ALORS D'UNE PART QUE faute d'indiquer en quoi Madame X..., ancienne salariée de la Société SMJ, relèverait de l'accord salarial « COGEMA 2003 secteurs mines » conclu au sein de cette entreprise le 18 juin 2003, la Cour d'appel, qui écarte de ce fait l'engagement unilatéral particulier du 21 août 2003 s'appliquant au sein de la SMJ a privé sa décision de base légale au regard des articles L.1221-1, L.2232-30, L.2254-1 et L.2261-3 du code du travail.

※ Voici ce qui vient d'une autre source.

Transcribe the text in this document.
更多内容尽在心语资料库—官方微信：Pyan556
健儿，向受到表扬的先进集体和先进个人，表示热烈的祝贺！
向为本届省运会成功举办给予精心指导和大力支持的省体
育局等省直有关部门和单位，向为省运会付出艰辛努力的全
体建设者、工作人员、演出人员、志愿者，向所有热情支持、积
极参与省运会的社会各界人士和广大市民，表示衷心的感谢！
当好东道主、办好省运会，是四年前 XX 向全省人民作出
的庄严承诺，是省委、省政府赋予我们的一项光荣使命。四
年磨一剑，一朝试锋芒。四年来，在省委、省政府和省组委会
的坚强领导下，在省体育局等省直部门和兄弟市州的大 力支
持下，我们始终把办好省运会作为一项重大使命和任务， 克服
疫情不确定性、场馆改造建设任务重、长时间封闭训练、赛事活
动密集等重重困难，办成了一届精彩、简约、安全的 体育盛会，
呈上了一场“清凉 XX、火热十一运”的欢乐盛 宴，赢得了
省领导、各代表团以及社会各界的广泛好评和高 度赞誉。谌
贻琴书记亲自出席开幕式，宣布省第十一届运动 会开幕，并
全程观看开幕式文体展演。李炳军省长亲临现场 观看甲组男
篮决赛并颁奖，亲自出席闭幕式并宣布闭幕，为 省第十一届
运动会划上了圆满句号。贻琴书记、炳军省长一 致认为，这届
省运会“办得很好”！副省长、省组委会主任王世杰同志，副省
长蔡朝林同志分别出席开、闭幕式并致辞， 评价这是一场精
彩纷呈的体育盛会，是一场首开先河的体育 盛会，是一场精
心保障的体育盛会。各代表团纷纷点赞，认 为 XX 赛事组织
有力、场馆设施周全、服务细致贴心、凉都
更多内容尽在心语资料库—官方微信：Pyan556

ALORS D'AUTRE PART, QU'en réduisant la "note d'information du 21 août 2003" distribuée par la SMJ à une simple mesure d'application de l'accord COGEMA sans répondre aux conclusions de la société exposante (p. 8 et p. 9) faisant valoir qu'il s'agissait d'un engagement unilatéral autonome, le Conseil des Prud'hommes a violé l'article 455 du Code de procédure civile ;
ALORS DE TROISIEME PART, que la "note d'information" de la SMJ en date du 21 août 2003 précisait qu'au titre de l'année 2003, les modalités salariales étaient arrêtées pour les agents présents le 2 septembre 2003 et qu'elle était destinée "au personnel en activité" de sorte que viole cet engagement unilatéral ainsi que l'article L.2254-1 du Code du travail, le jugement qui décide de faire bénéficier du mode de calcul rétroactif des augmentations octroyées aux salariés, les retraités ne se trouvant plus, de ce fait, dans le champ d'application de cet acte ;
ALORS DE QUATRIEME PART ET TRES SUBSIDIAIREMENT, qu'à le supposer applicable, l'accord COGEMA du 18 juin 2003, ne pouvait davantage, à défaut de stipulation prévoyant son extension au-delà du personnel lié à l'entreprise par un contrat de travail, s'appliquer à des personnes ne faisant plus partie des effectifs lors de sa signature ; qu'en statuant comme elle l'a fait, la Cour d'appel a violé les articles 1134 et 1165 du Code civil et L.2254-1 du Code du travail.